А вот Ариша кинулась ко мне, как Павловна. С горящими глазами,
нездоровым румянцем на щеках. Подбежала, схватила за еще не снятую
шубку. Опомнилась, отступила на шаг, сказала тихо, но жарко:
— Барыня, простите! Спасите Прошеньку! Богом прошу, спасите!
Я поняла ее эгоизм — конечно же, из трех похищенных детей
наибольшая опасность угрожала именно младенчику Прохору.
…Или не могла понять. Я любила Лизоньку, я привязалась к ней как
к своей, я так долго хотела ее в прошлой жизни. Скучала, только
выехав из поместья в Нижний, каждый день вспоминала, готовила
подарки, мечтала, как вернусь и обниму малышку. А если бы родила ее
сама и помнила, как носила под сердцем, родовые муки и радость?
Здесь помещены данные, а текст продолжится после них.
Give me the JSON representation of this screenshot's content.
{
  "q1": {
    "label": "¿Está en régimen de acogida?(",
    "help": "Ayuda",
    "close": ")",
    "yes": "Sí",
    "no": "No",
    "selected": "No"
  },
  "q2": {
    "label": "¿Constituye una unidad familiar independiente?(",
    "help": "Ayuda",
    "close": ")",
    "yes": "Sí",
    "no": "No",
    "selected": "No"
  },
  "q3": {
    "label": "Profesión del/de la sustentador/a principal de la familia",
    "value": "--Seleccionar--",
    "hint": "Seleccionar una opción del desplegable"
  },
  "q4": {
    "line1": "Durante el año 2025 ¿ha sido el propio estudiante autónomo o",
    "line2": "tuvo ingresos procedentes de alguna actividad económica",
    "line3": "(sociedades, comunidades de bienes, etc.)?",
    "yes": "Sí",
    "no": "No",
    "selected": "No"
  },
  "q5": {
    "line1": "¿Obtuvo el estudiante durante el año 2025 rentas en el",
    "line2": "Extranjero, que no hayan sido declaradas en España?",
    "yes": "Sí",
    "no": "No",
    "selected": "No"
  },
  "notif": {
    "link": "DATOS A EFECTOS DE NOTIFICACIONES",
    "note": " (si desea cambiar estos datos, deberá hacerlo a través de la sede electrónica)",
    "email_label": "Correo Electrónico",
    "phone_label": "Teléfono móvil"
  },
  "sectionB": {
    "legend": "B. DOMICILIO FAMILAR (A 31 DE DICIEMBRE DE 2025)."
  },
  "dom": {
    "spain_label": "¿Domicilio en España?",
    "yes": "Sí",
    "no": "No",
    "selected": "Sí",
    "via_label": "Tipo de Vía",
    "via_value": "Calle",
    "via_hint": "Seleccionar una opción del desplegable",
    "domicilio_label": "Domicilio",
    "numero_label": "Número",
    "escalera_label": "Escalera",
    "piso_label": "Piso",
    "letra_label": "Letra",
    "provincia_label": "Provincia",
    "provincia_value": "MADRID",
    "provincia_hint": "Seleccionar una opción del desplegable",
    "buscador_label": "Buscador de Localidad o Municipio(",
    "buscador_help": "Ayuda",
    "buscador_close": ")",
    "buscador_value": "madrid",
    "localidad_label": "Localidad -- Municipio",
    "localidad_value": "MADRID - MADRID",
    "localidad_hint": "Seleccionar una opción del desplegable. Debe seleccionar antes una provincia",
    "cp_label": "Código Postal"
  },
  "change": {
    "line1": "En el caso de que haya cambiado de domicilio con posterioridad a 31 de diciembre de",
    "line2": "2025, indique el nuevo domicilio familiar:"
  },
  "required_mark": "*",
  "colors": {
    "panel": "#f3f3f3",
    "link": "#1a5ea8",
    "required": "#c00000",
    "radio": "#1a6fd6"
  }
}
Могу ли понять Аришу? А впрочем… могу. Не я этого ребенка рожала,
но он мой, роднее не бывает!
Я просто погладила Аришу по голове.
— Найдем, непременно найдем! Ты водицей студеной умойся и
Богородице помолись.
Ариша вытерла слезы и молча отошла.
— Это Дарья-змея, не иначе, — зло прошипела слегка опомнившаяся
Павловна. Она по-старушечьи утирала уголком платка беспрерывно
текущие по морщинистому темному лицу слезы и мокро шмыгала. — Бога
не боится, купецкая стерва! Разве ж можно детей, ангельские
душеньки… а дядюшкин Кузьма намедни-то, до пожара, не зря в село к
Селифану шлялся! Люди видели, люди рассказали. Сговорились они,
каторжники!
Я позволила усадить себя за стол. Наскоро глотнула теплый чай,
съела пирожок, поддерживать силы надо. Задумалась и решила:
— Поеду. Попробую поговорить с ней как с человеком. Денег
предложу. Глаза выцарапаю, если понадобится. Но без детей не
вернусь.
Бабы и девки, набившиеся в горницу, кто испуганно охнул, кто
одобрительно кивнул. Ариша вскинулась, явно собираясь последовать
за мной. Павловна решительно высморкалась и поджала губы:
— Одну не пущу!
— И правильно, — сказал вдруг, появляясь в дверях, Михаил
Второй. — Сударыня, вы забыли, о чем мы с вами говорили всю дорогу?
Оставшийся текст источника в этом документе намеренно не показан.